Pressure on lumber pricing and processing costs demand that lumber manufacturing be done in the most efficient way, extracting the maximum amount of value from every log that enters the mill. Nature, however, does not make this an easy task, as every log is different in grade, shape, and species.
The proven solution to these challenges in wood optimization is to employ 3D laser and color scanning. Laser and color scanning provide dramatic improvements in yield and value recovery in all areas of lumber manufacturing.
LMI has pioneered scanning solutions in the wood industry for 50 years. This two part blog introduces our chroma+scan and Gocator solutions for sawmills.
Log Optimization (Primary Breakdown)
The first operation in a mill is cutting logs into semi-finished boards (flitches). These operations can occur at up to 30 logs per minute, requiring a large amount of data to be collected and analyzed in a short time. The scanner configuration implemented for 3D log scanning depends on the layout of the log transport system.
When logs travel on a sharp chain into the mill, the common scanner configuration mounts 3, 4, or more laser line scanner heads in a ring layout spaced to provide full coverage. As the log moves through the scan plane, a full 3D map of the log surface is generated. Cutting patterns are then computed and sent to a downstream gang saw that strips away the outer flitches and produces a center cant.
Ring layout of Gocator® 2880 laser line scanners scanning a log travelling along a lineal transport system.
Logs can also be loaded onto a headrig carriage—a kind of moving platform that positions, rotates, and transports the log through a single bandsaw.
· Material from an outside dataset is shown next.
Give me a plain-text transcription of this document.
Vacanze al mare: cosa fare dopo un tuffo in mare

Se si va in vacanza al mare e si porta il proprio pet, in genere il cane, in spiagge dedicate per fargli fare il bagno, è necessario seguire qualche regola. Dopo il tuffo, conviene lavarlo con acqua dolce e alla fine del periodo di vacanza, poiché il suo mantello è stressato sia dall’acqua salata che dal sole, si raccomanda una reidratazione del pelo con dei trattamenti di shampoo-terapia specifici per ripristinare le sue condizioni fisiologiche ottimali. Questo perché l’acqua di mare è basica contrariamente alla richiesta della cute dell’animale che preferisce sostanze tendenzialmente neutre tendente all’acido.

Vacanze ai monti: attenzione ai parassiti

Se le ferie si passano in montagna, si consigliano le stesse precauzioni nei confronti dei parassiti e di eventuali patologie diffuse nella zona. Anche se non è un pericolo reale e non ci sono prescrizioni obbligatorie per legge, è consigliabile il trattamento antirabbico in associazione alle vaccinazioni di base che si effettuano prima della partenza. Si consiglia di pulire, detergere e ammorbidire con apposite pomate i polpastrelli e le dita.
In this design, multi-line laser scanner heads are mounted along one or two sides of the carriage along the entire log length such that a single capture produces profile data every 6". This snapshot data can immediately be used to make decisions on the next cut for the current opening face. Moving the platform just 6” produces even greater shape detail.
A bank of chroma+scan 2400 series multi-line scanners scanning log shape on a carriage system.
The cutting decisions are an accumulation of multiple scans and back and forth passes through the bandsaw until the final cant is dumped for downstream processing.
chroma+scan 2430s at an edger infeed for flitch width cutting optimization.
After log breakdown, flitches are transported to an edger and can either be processed with a lineal scanning system or with a transverse design.